Nearly half of the UK’s leading retailers are investing in agentic AI to enhance payment experiences, according to TLT’s latest Retail Agility Report. The research, based on a survey of the top 100 UK retailers across grocery, fashion, beauty, home, and leisure sectors, reveals a sector racing toward autonomous commerce – but struggling to keep pace with governance and regulatory readiness.
Agentic AI, which enables systems to make purchases, compare prices, and negotiate on behalf of consumers, is gaining traction fast. 49% of retailers are investing in agentic AI, with 29% combining this with loyalty-linked payments and 20% focusing solely on AI-driven solutions. Early use cases include autonomous replenishment, dynamic pricing decisions, and AI-led selection of optimal payment methods.
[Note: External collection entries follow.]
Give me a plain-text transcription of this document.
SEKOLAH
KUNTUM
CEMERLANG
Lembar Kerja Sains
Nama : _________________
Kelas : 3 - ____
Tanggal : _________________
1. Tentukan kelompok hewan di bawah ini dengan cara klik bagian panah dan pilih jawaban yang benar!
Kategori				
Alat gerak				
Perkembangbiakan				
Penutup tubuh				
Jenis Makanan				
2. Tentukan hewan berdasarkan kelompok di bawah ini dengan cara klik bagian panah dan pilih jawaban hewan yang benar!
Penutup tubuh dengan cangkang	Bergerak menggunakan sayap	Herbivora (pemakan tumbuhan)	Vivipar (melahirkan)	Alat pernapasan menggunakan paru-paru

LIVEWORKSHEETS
However, readiness remains low. Just 15% of retailers say their payment contracts and infrastructure are prepared for AI-mediated transactions, while nearly half admit liability for AI-enabled payments is unclear – a critical gap as autonomous agents begin making routine buying decisions.
Payment innovation accelerates
Beyond AI, retailers are doubling down on payment innovation to sharpen customer experience and drive loyalty. The report found that digital wallets top the priority list for 50% of retailers, Buy Now Pay Later (BNPL) remains strong, with 45% prioritising it – particularly in fashion and beauty – and open banking adoption is patchy, with just 15% of retailers fully integrated. Crypto and blockchain payments remain niche, with only 10% prioritising them.
Regulatory uncertainty
Governance is emerging as a major challenge. 70% of retailers cite regulatory uncertainty as a key concern, and 45% are unclear on AI liability. Risk areas flagged by the report include:
- Data sharing compliance: Only 23% fully compliant.
- AI-era consumer protections: Just 11% have updated frameworks.
- Customer safeguards: 48% have comprehensive protections; 8% operate with minimal safeguards.
These gaps point to what TLT calls an “innovation gap” – where technological adoption outpaces the structures needed to deploy it safely.
Perran Jervis, partner and head of retail at TLT, highlighted this innovation gap as a significant challenge for retailers as AI “fundamentally change(s) how retailers approach discoverability, pricing, loyalty, data access and competitive advantage.” He said: “With innovation comes a degree of uncertainty around regulation, prevalent among 70% of retailers, and there is a risk of an ‘innovation gap’ as technological adoption advances faster than the governance structures needed to deploy it safely and effectively. Retailers that close this gap – by combining innovation with robust governance and customer trust – will lead the next phase of payments maturity and unlock meaningful strategic advantage.”